Let's pass the type instead of Expr, if that's the only thing we need.

232–234

It's unclear to me why we "need" a StorageLocation. Representing the value as a ReferenceValue seems good to me, but there are other options. What issues are we running into if we remove the indirection?

241–246

So we don't lose the ReferenceValue, but we do lose its pointee? Is that the behavior we want when merging?

291

Shouldn't we use getHasValue here?

clang/unittests/Analysis/FlowSensitive/UncheckedOptionalAccessModelTest.cpp
2188–2260

Do we really need tests for all members that check/access/reset the content? These are already covered in tests above.

2280
2287

Do we really need this one or is it already covered by one of the tests in this file?

ymandel marked 8 inline comments as done.May 12 2022, 4:49 PM

I'm having trouble with arcanist -- arc diff is crashing, but wanted to respond in the meantime to your questions. I hope I'll be able to actually upload the new diff soon...

clang/lib/Analysis/FlowSensitive/Models/UncheckedOptionalAccessModel.cpp
180–181

Why is this necessary? Do we really need to create a new value on each getHasValue call? Can we centralize initialization to avoid this? I'm worried that "has_value" and "value" initialization isn't coordinated.

We don't create a new one on each call, only when none is already populated. As for centralizing -- we could, but I'd like to move to lazy initialization anyhow, so it seemed less than ideal to put effort into centralizing at this point.

232–234

It's unclear to me why we "need" a StorageLocation. Representing the value as a ReferenceValue seems good to me, but there are other options. What issues are we running into if we remove the indirection?

We can't address it. Compare with a normal field, where the corresponding AggregateStorageLocation has a child that maps to a storage location for the field. We don't support properties on AggregateStorageLocation, so the location has to exist somewhere.
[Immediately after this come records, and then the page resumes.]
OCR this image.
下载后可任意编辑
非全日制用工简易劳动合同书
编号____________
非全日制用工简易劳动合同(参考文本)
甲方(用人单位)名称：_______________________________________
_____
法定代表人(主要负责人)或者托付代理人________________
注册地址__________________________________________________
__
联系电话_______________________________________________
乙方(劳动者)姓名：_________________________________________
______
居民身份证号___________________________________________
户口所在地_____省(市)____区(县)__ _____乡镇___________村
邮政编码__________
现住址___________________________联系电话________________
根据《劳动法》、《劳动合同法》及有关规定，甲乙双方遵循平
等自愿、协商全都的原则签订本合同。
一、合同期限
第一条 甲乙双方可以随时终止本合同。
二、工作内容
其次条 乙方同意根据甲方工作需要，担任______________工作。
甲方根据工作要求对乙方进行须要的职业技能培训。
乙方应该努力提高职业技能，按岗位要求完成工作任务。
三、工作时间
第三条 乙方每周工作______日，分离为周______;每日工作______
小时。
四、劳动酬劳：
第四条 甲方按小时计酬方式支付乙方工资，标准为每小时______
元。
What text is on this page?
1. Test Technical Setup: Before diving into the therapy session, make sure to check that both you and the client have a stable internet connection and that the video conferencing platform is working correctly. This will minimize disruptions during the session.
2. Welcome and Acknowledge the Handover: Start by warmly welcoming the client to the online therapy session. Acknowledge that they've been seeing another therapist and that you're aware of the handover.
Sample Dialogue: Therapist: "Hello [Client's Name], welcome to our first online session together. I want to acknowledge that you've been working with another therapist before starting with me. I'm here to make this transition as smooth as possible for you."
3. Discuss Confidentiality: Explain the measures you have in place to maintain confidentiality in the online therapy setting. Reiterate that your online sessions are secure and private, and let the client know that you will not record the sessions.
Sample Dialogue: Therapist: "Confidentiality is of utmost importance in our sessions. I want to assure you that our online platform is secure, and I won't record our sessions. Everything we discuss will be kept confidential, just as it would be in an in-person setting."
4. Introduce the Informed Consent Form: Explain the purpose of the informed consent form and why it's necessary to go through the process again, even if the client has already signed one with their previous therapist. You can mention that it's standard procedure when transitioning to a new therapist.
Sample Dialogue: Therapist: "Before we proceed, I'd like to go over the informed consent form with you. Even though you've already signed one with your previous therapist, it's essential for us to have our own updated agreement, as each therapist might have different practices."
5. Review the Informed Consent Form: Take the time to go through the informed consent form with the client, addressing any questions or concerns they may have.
What other options do you see?

241–246

So we don't lose the ReferenceValue, but we do lose its pointee? Is that the behavior we want when merging?

Correct. No, that's not the behavior we want, hence the FIXME that follows. :) But, it at least accounts for the other two situations, so its a win overall.

291

Shouldn't we use getHasValue here?

Not quite:

  1. its a bit a redundant since we already need to check whether the value is a StructValue, line 274-5. I tried to keep it to where its use would not cause unnecessary additional checks.
  2. We don't want to create a new "has_value" here, given that the access is illegal in that case. We want the condition to fail in that case (line 282) and result in recording an error.
clang/unittests/Analysis/FlowSensitive/UncheckedOptionalAccessModelTest.cpp
2188–2260

Great point. I rethought the tests in general -- I'd mostly been copying them over, without carefully rethinking them. I've reduced the number of tests and added comments explaining their purposes. Essentially, we need to test that the synthetic value can be used like a normal field.

2280

No longer relevant.

2287

Covered.

ymandel updated this revision to Diff 429210.May 13 2022, 5:48 AM
ymandel marked 6 inline comments as done.
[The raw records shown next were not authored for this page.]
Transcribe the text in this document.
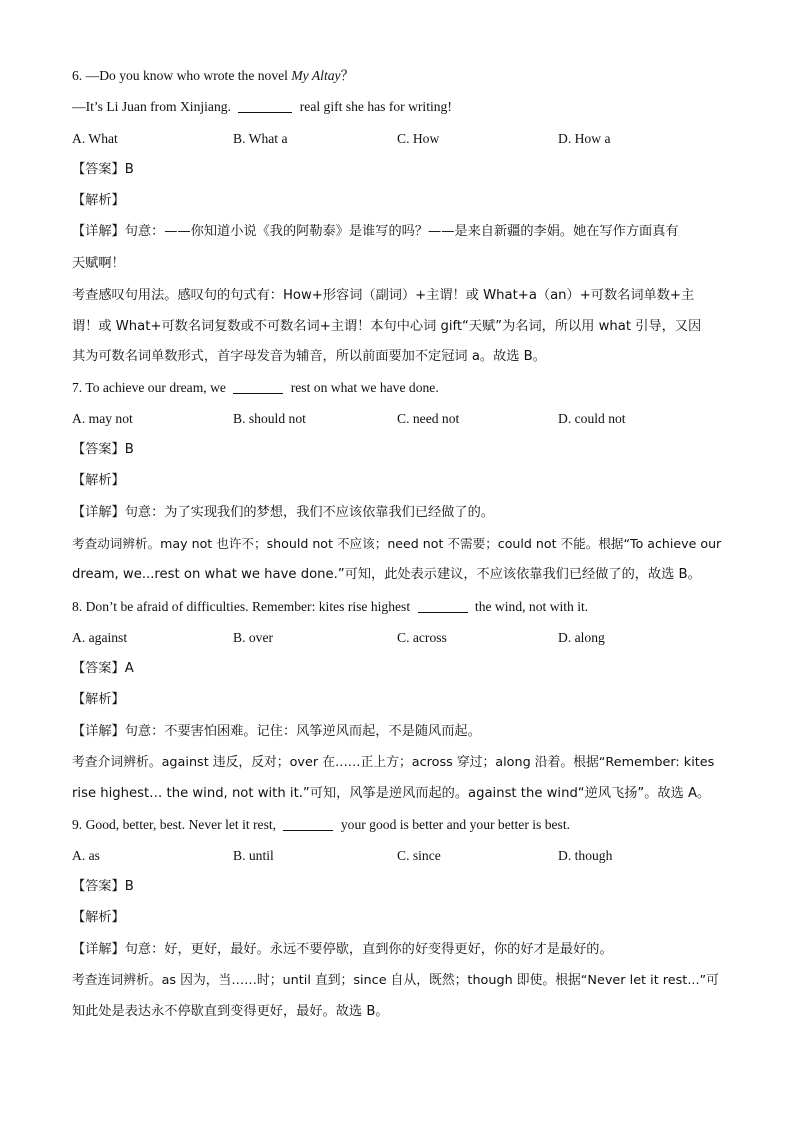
6. —Do you know who wrote the novel My Altay？
—It’s Li Juan from Xinjiang.	real gift she has for writing!
A. What	B. What a	C. How	D. How a
【答案】B
【解析】
【详解】句意：——你知道小说《我的阿勒泰》是谁写的吗？——是来自新疆的李娟。她在写作方面真有
天赋啊！
考查感叹句用法。感叹句的句式有：How+形容词（副词）+主谓！或 What+a（an）+可数名词单数+主
谓！或 What+可数名词复数或不可数名词+主谓！本句中心词 gift“天赋”为名词，所以用 what 引导，又因
其为可数名词单数形式，首字母发音为辅音，所以前面要加不定冠词 a。故选 B。
7. To achieve our dream, we	rest on what we have done.
A. may not	B. should not	C. need not	D. could not
【答案】B
【解析】
【详解】句意：为了实现我们的梦想，我们不应该依靠我们已经做了的。
考查动词辨析。may not 也许不；should not 不应该；need not 不需要；could not 不能。根据“To achieve our
dream, we...rest on what we have done.”可知，此处表示建议，不应该依靠我们已经做了的，故选 B。
8. Don’t be afraid of difficulties. Remember: kites rise highest	the wind, not with it.
A. against	B. over	C. across	D. along
【答案】A
【解析】
【详解】句意：不要害怕困难。记住：风筝逆风而起，不是随风而起。
考查介词辨析。against 违反，反对；over 在……正上方；across 穿过；along 沿着。根据“Remember: kites
rise highest… the wind, not with it.”可知，风筝是逆风而起的。against the wind“逆风飞扬”。故选 A。
9. Good, better, best. Never let it rest,	your good is better and your better is best.
A. as	B. until	C. since	D. though
【答案】B
【解析】
【详解】句意：好，更好，最好。永远不要停歇，直到你的好变得更好，你的好才是最好的。
考查连词辨析。as 因为，当……时；until 直到；since 自从，既然；though 即使。根据“Never let it rest...”可
知此处是表达永不停歇直到变得更好，最好。故选 B。
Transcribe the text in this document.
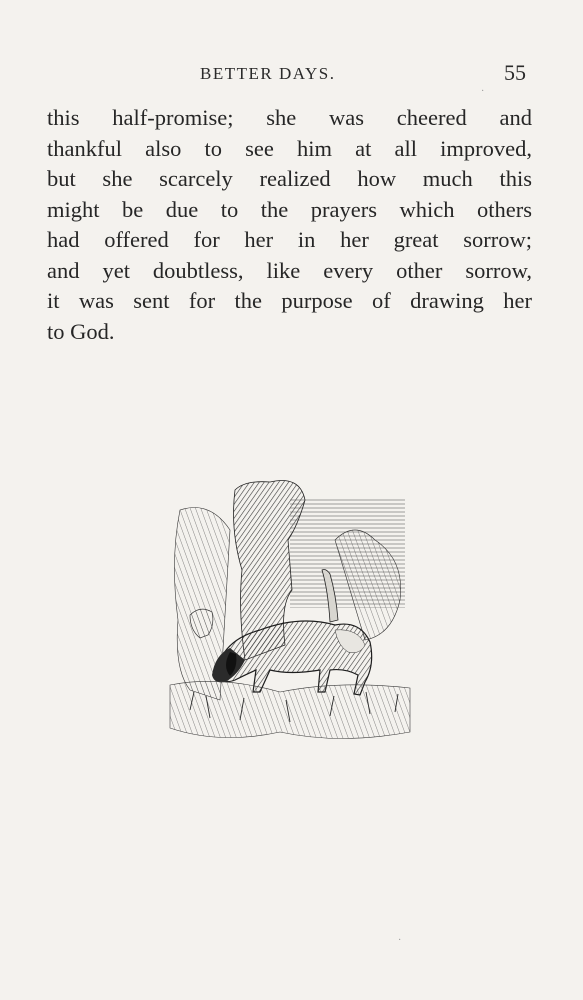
BETTER DAYS.	55
this half-promise; she was cheered and
thankful also to see him at all improved,
but she scarcely realized how much this
might be due to the prayers which others
had offered for her in her great sorrow;
and yet doubtless, like every other sorrow,
it was sent for the purpose of drawing her
to God.
·
·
address reviewer comments and fix bug in how the nested value as _re_created -- now uses the loc's type rather than the expression's type (which doesn't always match exactly).

ymandel updated this revision to Diff 429211.May 13 2022, 5:54 AM

remove stray FIXME from previous diff

sgatev@ -- gentle ping.

sgatev accepted this revision.May 24 2022, 11:52 PM
ymandel updated this revision to Diff 435528.Jun 9 2022, 6:26 AM

rebase and merge

ymandel updated this revision to Diff 435537.Jun 9 2022, 7:17 AM

add missing blank line to test

This revision was landed with ongoing or failed builds.Jun 9 2022, 7:19 AM
This revision was automatically updated to reflect the committed changes.